Oh, and though shrimp scampy is normally made with pasta, so that the shrimp "sauce" coats the noodles, I simply spooned the pan liquor over the rice before placing the shrimp in a ring around the rice mound on the plate.  Steamed and buttered carrots rounded out the flavor.  It was a very good meal that my DW enjoyed.  Again, thanks.

Seeeeeeya; Chief Longwind of the North


----------



## msmofet (Sep 14, 2012)

I have no desire for another gadget to cook rice. My rice turns out good without a rice cooker on top of stove. In a saucepan, bring 2 cups water or broth/stock to a boil. Stir in 1 cup of rice, 1 teaspoon salt. Cover and bring back to boil. Reduce heat and simmer for 15 minutes.

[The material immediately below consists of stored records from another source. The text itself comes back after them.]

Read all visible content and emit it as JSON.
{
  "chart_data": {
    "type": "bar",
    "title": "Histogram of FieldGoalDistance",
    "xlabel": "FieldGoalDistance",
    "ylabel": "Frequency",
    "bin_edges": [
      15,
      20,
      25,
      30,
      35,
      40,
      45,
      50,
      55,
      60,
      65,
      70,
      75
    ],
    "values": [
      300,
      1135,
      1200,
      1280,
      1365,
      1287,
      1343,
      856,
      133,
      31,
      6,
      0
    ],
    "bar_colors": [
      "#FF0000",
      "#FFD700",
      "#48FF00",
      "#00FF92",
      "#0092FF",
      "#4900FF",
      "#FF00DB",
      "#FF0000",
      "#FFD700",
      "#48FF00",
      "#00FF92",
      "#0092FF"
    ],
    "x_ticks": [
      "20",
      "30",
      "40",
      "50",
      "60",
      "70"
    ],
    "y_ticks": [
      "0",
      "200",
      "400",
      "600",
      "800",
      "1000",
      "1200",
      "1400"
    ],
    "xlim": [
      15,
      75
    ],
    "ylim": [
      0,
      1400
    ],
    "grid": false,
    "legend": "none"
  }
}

Turn heat off, fluff, cover and allow to sit till any liquid is absorbed.

I never rinse any rice and it turns out wonderful.


----------



## bakechef (Sep 14, 2012)

I've rinsed and not rinsed and I've never noticed a difference.  So now I don't bother to rinse.  I also get great results in a saucepan, I don't eat rice often enough to justify a separate appliance.  I have a Japanese friend who eats rice daily and it's a very handy appliance for him.


----------



## PrincessFiona60 (Sep 14, 2012)

bakechef said:


> I've rinsed and not rinsed and I've never noticed a difference.  So now I don't bother to rinse.  I also get great results in a saucepan, I don't eat rice often enough to justify a separate appliance.  I have a Japanese friend who eats rice daily and it's a very handy appliance for him.



My rice cooker gets a work out every week.  Weekly batches of: 6 cups of rice, 6 cups of steel cut oats, 4 cups of Tapioca pudding.  I have also done barley and lentils in it.  What finally sold me on getting an electric pressure cooker was that I would be able to use it like a rice cooker, too.  AND I found a good home for the rice cooker!


----------



## bakechef (Sep 14, 2012)

Hmmm, that does sound like a handy appliance.  I keep thinking that I'll do a big batch of steel cut oats and eat it all week, but I've never gotten around to doing it.  I just eat my old fashioned oats


----------